Here, in a nutshell, we see both the charm and the drawback of “Branch Rickey,” a thin book padded in places with digressions and outside materials (including 10 pages of statements from Robinson’s 1944 court martial for insubordination while in the Army) but also elliptically evocative, meandering and funny, and always marked by Breslin’s point of view. That’s a useful strategy — perhaps the only useful strategy, since the Rickey-Robinson story is so well-known by now as to have taken on the glow of myth. “Mister Rickey,” Robinson asks during their epochal August 1945 meeting at the Dodgers’ offices on Montague Street in Brooklyn, “do you want a ballplayer who is afraid to fight back?” To which Rickey replies: “I said I want a ballplayer with guts enough not to fight back.”

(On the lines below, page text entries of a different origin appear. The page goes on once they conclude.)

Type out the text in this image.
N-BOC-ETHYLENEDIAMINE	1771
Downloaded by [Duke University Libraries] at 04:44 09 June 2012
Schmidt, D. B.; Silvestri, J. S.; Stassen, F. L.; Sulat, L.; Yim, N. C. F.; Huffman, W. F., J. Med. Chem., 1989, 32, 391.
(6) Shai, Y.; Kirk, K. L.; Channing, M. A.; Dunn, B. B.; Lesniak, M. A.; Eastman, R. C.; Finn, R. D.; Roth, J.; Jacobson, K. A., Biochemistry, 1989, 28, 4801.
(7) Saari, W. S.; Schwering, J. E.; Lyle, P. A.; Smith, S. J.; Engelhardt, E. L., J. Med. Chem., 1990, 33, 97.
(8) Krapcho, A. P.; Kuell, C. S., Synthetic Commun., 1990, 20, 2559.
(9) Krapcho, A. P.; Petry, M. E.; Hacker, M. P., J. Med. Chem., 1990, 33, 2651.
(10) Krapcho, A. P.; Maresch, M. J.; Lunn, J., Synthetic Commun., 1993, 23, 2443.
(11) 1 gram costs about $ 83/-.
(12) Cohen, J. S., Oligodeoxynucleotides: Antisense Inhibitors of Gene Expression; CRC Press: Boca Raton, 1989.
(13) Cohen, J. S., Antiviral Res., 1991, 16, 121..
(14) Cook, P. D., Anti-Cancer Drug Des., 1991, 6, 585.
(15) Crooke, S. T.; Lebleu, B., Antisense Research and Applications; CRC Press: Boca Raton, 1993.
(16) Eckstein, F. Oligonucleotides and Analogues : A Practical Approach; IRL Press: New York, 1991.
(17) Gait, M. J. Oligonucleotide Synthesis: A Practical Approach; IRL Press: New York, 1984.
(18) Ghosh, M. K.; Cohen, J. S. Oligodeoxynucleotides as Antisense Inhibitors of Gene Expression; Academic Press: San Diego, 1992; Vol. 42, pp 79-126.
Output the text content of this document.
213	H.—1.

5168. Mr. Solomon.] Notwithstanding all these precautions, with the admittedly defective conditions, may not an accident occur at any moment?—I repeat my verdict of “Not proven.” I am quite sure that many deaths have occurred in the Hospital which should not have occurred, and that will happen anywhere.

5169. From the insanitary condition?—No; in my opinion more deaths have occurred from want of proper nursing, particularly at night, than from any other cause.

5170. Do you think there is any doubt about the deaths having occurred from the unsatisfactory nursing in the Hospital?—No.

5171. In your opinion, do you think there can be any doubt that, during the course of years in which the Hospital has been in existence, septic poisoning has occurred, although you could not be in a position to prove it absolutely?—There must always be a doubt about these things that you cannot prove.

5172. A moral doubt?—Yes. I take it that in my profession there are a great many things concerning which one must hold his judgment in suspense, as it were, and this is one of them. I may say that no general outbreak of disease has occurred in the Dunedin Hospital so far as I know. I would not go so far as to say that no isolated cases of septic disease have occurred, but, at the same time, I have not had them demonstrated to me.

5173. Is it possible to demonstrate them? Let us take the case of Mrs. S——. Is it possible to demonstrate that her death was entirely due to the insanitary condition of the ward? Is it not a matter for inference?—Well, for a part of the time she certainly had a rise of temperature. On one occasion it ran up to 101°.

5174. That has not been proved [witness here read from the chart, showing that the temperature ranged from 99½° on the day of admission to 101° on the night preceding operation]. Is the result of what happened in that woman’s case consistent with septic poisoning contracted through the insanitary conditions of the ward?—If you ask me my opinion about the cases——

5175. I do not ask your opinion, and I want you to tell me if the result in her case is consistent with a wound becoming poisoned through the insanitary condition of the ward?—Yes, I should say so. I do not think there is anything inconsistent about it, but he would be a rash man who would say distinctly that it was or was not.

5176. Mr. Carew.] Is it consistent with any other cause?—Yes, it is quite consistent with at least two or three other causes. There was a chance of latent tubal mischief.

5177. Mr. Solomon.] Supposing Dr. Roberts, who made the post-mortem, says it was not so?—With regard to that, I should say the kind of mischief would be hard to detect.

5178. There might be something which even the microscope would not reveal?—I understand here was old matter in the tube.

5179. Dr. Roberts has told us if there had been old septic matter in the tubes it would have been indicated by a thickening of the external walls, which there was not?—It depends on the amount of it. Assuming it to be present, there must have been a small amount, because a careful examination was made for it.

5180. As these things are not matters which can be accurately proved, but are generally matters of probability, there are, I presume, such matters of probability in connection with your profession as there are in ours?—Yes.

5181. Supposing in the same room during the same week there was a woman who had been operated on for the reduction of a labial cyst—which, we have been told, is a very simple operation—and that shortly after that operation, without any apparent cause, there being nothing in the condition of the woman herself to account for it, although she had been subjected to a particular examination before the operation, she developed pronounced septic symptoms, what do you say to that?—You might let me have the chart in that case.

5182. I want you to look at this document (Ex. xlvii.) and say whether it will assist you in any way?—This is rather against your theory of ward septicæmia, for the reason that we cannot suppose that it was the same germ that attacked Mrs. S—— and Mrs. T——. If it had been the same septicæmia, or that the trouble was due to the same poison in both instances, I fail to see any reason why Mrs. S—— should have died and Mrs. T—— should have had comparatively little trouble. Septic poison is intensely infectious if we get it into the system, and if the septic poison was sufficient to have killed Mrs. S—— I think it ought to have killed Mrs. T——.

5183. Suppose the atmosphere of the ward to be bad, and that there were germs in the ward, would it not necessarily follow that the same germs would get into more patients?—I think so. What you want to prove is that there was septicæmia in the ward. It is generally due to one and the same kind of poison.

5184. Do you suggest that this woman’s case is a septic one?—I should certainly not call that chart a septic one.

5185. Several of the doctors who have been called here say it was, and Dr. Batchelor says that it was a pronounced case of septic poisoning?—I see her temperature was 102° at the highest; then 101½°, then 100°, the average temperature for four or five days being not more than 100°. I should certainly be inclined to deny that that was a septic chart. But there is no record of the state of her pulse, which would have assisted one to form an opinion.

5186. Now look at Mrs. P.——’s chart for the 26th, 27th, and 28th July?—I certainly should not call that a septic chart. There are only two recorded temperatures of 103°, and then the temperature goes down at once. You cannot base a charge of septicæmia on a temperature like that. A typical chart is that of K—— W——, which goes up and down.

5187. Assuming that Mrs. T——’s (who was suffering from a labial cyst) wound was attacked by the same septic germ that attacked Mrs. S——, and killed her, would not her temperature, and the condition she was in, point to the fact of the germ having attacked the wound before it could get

Although “Branch Rickey” is ostensibly a mini-biography, Breslin focuses primarily on his subject’s efforts to integrate the Dodgers and, by extension, baseball. In that, it represents a return to Breslin’s roots, a kind of mirror image to his woefully underappreciated “Can’t Anybody Here Play This Game?” (1963), an account of Casey Stengel and the first season of the New York Mets.
Like Rickey, Stengel was larger than life, gruff, unorthodox. And like Robinson’s arrival, the Mets came into being out of a Rickey plan to open up professional baseball, in this case by creating a third major league. Breslin doesn’t deal with that in his new book (the league never got off the ground, but Rickey’s attempt led to expansion), but he does make the case for Rickey as a visionary.
Late in the book, he describes a Brooklyn polling place across the street from where Ebbets Field once stood, as an election worker named Marie Lewis mimics the way Robinson taunted opposing pitchers on the base paths. It is election night 2008, and if you ever had doubts about the significance of sports, Breslin lays them all to rest.
“I am asking,” he writes, “if anybody else here remembers Jackie Robinson playing across the street, and then there was sudden noise and I don’t remember precisely what time it was, but the polls were closed and somewhere a television showed Barack Obama and a whoop ran through the corridor … and the election workers were kissing and Ms. Marie Lewis was swaying and swaggering, her feet remembering the start of the long march that got us here.”
It’s a goose-bump moment, one that, Breslin suggests, goes back to Rickey and Robinson and what they accomplished all those years ago.